How OQEX Global protects its customers
As cryptocurrencies spread, the issue of storage security becomes more and more pressing. To ensure security, OQEX Global provides various methods of users' funds protection:
- Cryptocurrency storage in the physical cold wallets;
- Two-factor authentication;
- Custodian services for secure storage.
When you choose the exchange first of all it is necessary to take into account its reliability: how secure users's funds are kept. Protection of funds is a two-way operation. Therefore, the exchange must provide its customers with all the necessary tools:
- Two-factor authentication;
- Trading passwords (when trading derivative instruments);
- Withdrawal confirmation with a confirmation code, etc.
OQEX Global securely stores users' funds
The crypto exchange provides its customers with a complete package that allows them to ensure complete security of users ' funds and confidential information.
Multi-signatures
Private keys are also stored on offline secure servers. Moreover, the servers use a 2 out of 3 multi-signature system. This means that you need at least 2 keys to access the private keys. Keys are stored by different people. Even if an attacker manages to get hold of one key, they will still not be able to access the wallets.
Custodial services
There are special services for storing cryptocurrencies and other digital values. These services are called Custody - they are owned by private companies. Servers are reliably protected from external intrusion and are carefully guarded.
In addition, custodial services provide account insurance in case of hacking, although this has not yet happened. Users' funds are insured for $50 million.
Two-factor authentication
To get access to your account you have to go through two stages:
- Enter the password;
- Enter the code that is generated every 30 seconds on the your mobile device.
In this case, a cybercriminal will not be able to hack your account and withdraw funds without access to your mobile device. As you can see, with the OQEX Global crypto exchange, your funds are always safe.
How to enable 2FA
Method 1. Google Authenticator
First, you have to download the Google Authenticator app to your Android or iOS mobile device. Then you have to go to the exchange account settings and enable the corresponding option. When connecting, a 2FA code and QR code will be generated, which must be saved for recovery in case of loss of the smartphone.
Go to the app and add the code (➕Button). Read the QR code using the Google Authenticator app or enter the code manually. After adding the second factor, you have to confirm the new device by entering the generated code from the app. Now 2FA is enabled. A cybercriminal now has almost no chance of gaining access to your account without physical access to your smartphone, if you do not fall for phishing. But we'll talk about this later.
Method 2. Via email.
You must also go to your account settings on the exchange and open the Confirmation via email option. You will receive a code that you need to enter or a link to click to enable the second factor, to your email. Hackers will not be able to access your account without both a password from it and from mail.

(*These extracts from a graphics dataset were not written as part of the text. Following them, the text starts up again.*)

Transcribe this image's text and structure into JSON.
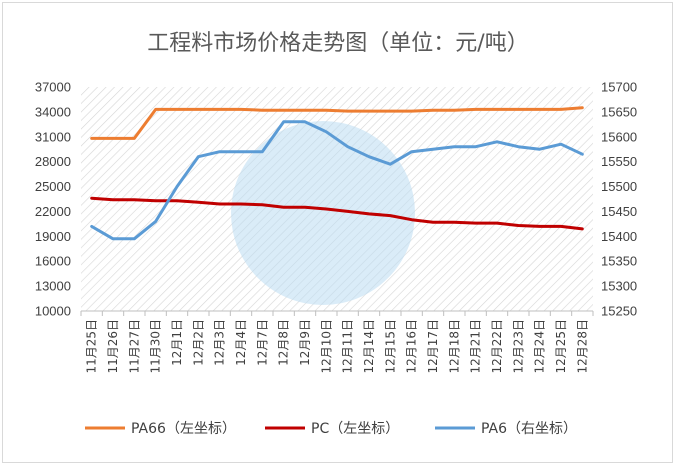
{
  "chart_data": {
    "type": "line",
    "title": "工程料市场价格走势图（单位：元/吨）",
    "categories": [
      "11月25日",
      "11月26日",
      "11月27日",
      "11月30日",
      "12月1日",
      "12月2日",
      "12月3日",
      "12月4日",
      "12月7日",
      "12月8日",
      "12月9日",
      "12月10日",
      "12月11日",
      "12月14日",
      "12月15日",
      "12月16日",
      "12月17日",
      "12月18日",
      "12月21日",
      "12月22日",
      "12月23日",
      "12月24日",
      "12月25日",
      "12月28日"
    ],
    "y_left": {
      "ylim": [
        10000,
        37000
      ],
      "ticks": [
        10000,
        13000,
        16000,
        19000,
        22000,
        25000,
        28000,
        31000,
        34000,
        37000
      ]
    },
    "y_right": {
      "ylim": [
        15250,
        15700
      ],
      "ticks": [
        15250,
        15300,
        15350,
        15400,
        15450,
        15500,
        15550,
        15600,
        15650,
        15700
      ]
    },
    "grid": false,
    "legend_position": "bottom",
    "series": [
      {
        "name": "PA66（左坐标）",
        "axis": "left",
        "color": "#ED7D31",
        "values": [
          30800,
          30800,
          30800,
          34300,
          34300,
          34300,
          34300,
          34300,
          34200,
          34200,
          34200,
          34200,
          34100,
          34100,
          34100,
          34100,
          34200,
          34200,
          34300,
          34300,
          34300,
          34300,
          34300,
          34500
        ]
      },
      {
        "name": "PC（左坐标）",
        "axis": "left",
        "color": "#C00000",
        "values": [
          23600,
          23400,
          23400,
          23300,
          23300,
          23100,
          22900,
          22900,
          22800,
          22500,
          22500,
          22300,
          22000,
          21700,
          21500,
          21000,
          20700,
          20700,
          20600,
          20600,
          20300,
          20200,
          20200,
          19900
        ]
      },
      {
        "name": "PA6（右坐标）",
        "axis": "right",
        "color": "#5B9BD5",
        "values": [
          15420,
          15395,
          15395,
          15430,
          15500,
          15560,
          15570,
          15570,
          15570,
          15630,
          15630,
          15610,
          15580,
          15560,
          15545,
          15570,
          15575,
          15580,
          15580,
          15590,
          15580,
          15575,
          15585,
          15565
        ]
      }
    ]
  }
}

The safest way to combine both methods is to confirm transactions both by mail and via Google Authenticator.
How hackers hack accounts
There are many methods of phishing and infecting your computer with malicious code that hackers can use to gain access to your account. Let's list the most popular methods of stealing authorization data.
Getting access to email via cookies
Attackers can intercept your cookies using malicious code or through public networks when you connect to a public Wi-Fi network. After receiving cookies, they can restore the session on their computer and access your mail. Many services are protected from repeated use of cookies, including during an active session, but not all of them are. For example, this vulnerability is still relevant for Netflix and Amazon. Gmail is protected from repeated use of cookies, but Yahoo mail is not. It is safest to use Google mail and additionally connect 2FA via the app.
Fake links
You may receive a false email from the exchange Manager. For example, it may have the following content: “your account is logged in. If you didn't do it, click the link immediately and change your password.”
A risk factor can play a role here: a person does not hesitate to click on the link and enter authorization data (username and password). The spoof site looks identical, so the victim doesn't suspect anything. But after entering the data, nothing happens - username and password were just sent to the hacker. Your account has been compromised.
Emails or calls from technical support
The scheme works in a similar way. But they will write or call you on behalf of the customer support service. You will be asked to provide your password or payment information. This method is often used to steal bank card data.
Piece of advice. Always check the site domain in the browser and do not tell anyone your account passwords and private keys. Legitimate support never asks such data.
Banners with phishing sites
Hackers substitute the address and disguise the site as a real exchange. The banners display the same labels as the original one, but the site itself is fake. When you click on the link, you are redirected to a phishing page. During Telegram Open Network ICO, hackers managed to get more than $3 million under the guise of selling GRAM tokens before advertising platforms blocked banners of cybercriminals.
Be vigilant, follow the security recommendations of the crypto exchange and do not disclose your personal data to anyone. OQEX Global will take care of everything else.